The state of California approved a bill on Thursday that would force most residents to vaccinate their children. It now will go to Gov. Jerry Brown, who is expected to sign the bill into law.

According to Tracy Seipel and Jessica Calefati of San Jose Mercury News, California Senate Bill 277 would mandate vaccines for all schoolchildren regardless of their parents' personal or religious beliefs. If signed into law, only medical exemptions would be treated as a legitimate reason to sidestep vaccinations.

"If you allow people to get a religious exemption, then everyone who opposes the bill will get one," said Barbara O'Connor, director emeritus of the Institute for the Study of Politics and Media at Sacramento State.

O'Connor, who has known Brown for four decades, thought that the governor would be unable to add a religious exemption clause like he did last time. According to San Jose Mercury News, the former Jesuit seminarian tweaked a vaccine bill back in 2012 to allow for religious exemptions.

"I think the legislative analyst would say that's not a minor modification," O'Connor said. "It changes the totality of the law."

O'Connor added that Brown was an "intellectual Catholic" based on his Jesuit background. Dorit Rubinstein Reiss, a UC Hastings expert on public law, also thought Brown lacked the legal power to alter the approved bill before signing it into law.

"The governor doesn't have the authority to make this sort of change on his own. He simply doesn't," Reiss said. "If someone had taken him to court, that clause could have been ruled unconstitutional."

Seipel and Calefati reported that under the previous vaccine bill passed in 2012, parents had to meet with a health care professional first if they wanted to exempt their children from vaccinations.
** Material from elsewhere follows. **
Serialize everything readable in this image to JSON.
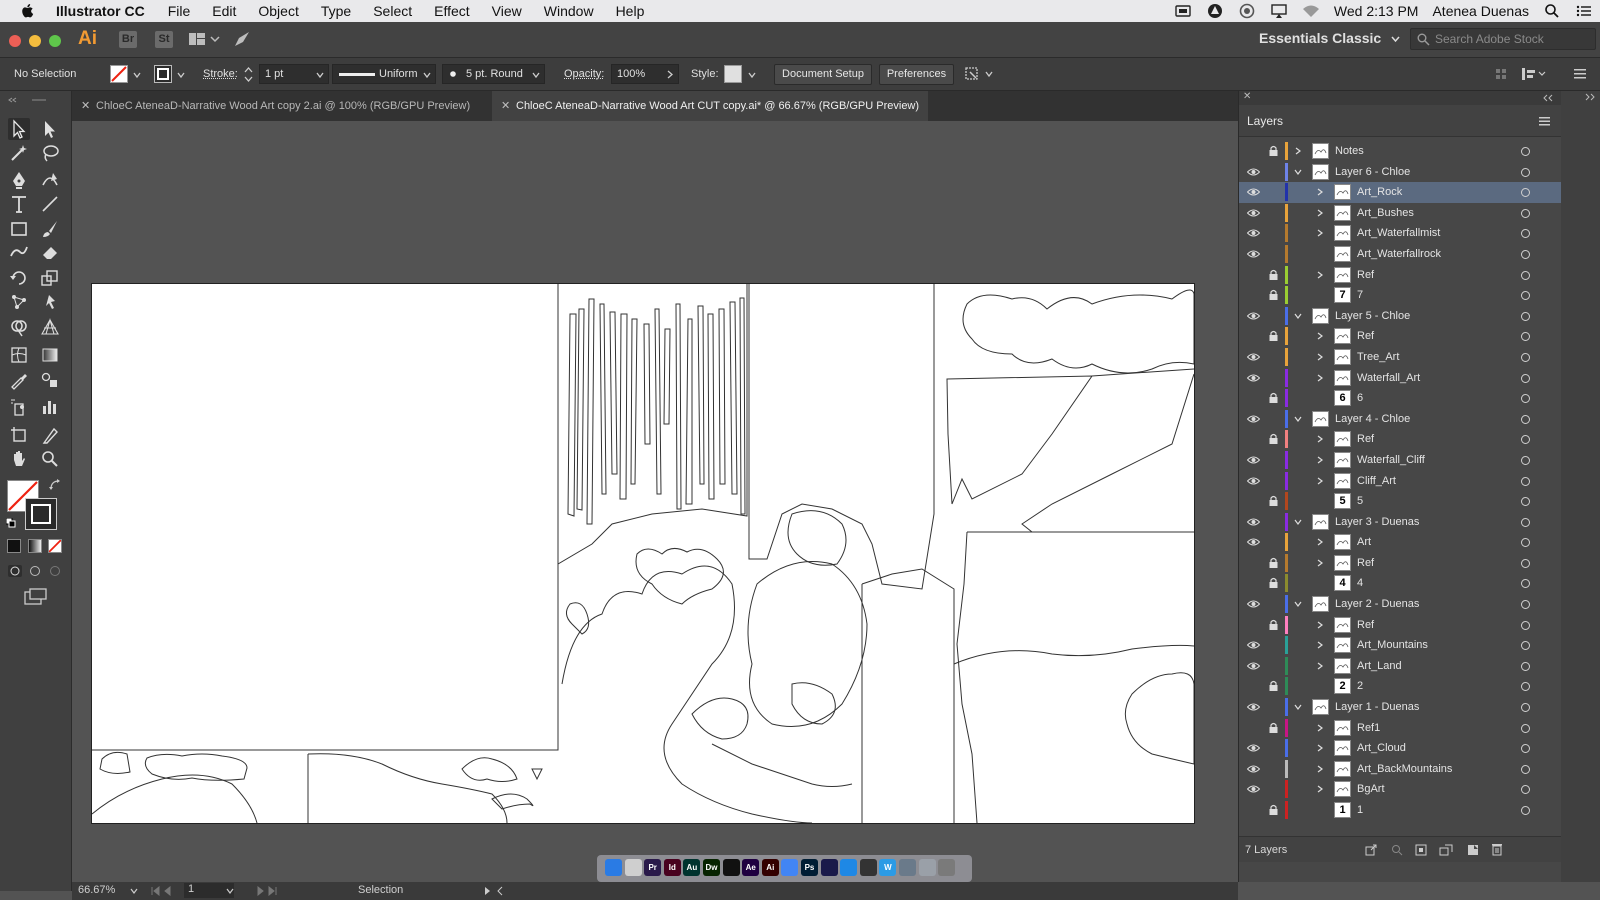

"Brown then directed the state Department of Public Health to allow people 'whose religious beliefs preclude vaccinations' to avoid requirements to get a health care practitioner's signature," Seipel and Calefati wrote, citing the clause that Reiss thought was unconstitutional.

According to Sarah Kaplan of the Washington Post, any parents who opted out of mandatory vaccination schedules under the new law would have to homeschool their children. The only exemption to the law would apply to children with serious health problems, such as a compromised immune system.

"The governor believes that vaccinations are profoundly important and a major public health benefit, and any bill that reaches his desk will be closely considered," Evan Westrup, Brown's spokesman, said.

Kaplan reported that under current law, many people in California who opt out of the mandatory vaccinations cited "personal belief exemptions" instead of religious reasons. She pointed out that the anti-vaccination movement has a foothold in some parts of California.

"Though decades of studies have found vaccines to be safe, strains of vaccine skepticism are particularly high in some California communities," Kaplan wrote. "In some school districts the fraction of kindergartners with PBES is more than half. At a handful of private schools it topped 75 percent."

Political science professor Jack Pitney of Claremont College told Seipel and Calafati that based on Brown's track record on this issue, it's hard to predict if the governor will sign the new vaccine bill into law as is.

"He knows the science. I've tracked his statements over the years on various issues, and he is aware of the need for vaccinations -- he knows how measles spreads," Pitney said. "The question is whether he sees this as an example of religious freedom."

According to the Washington Post, 32 states prohibited vaccination exemptions based on personal or moral beliefs. If Brown signs the vaccine bill into law, California would join West Virginia and Mississippi as the only states "to deny exemptions based on religious convictions."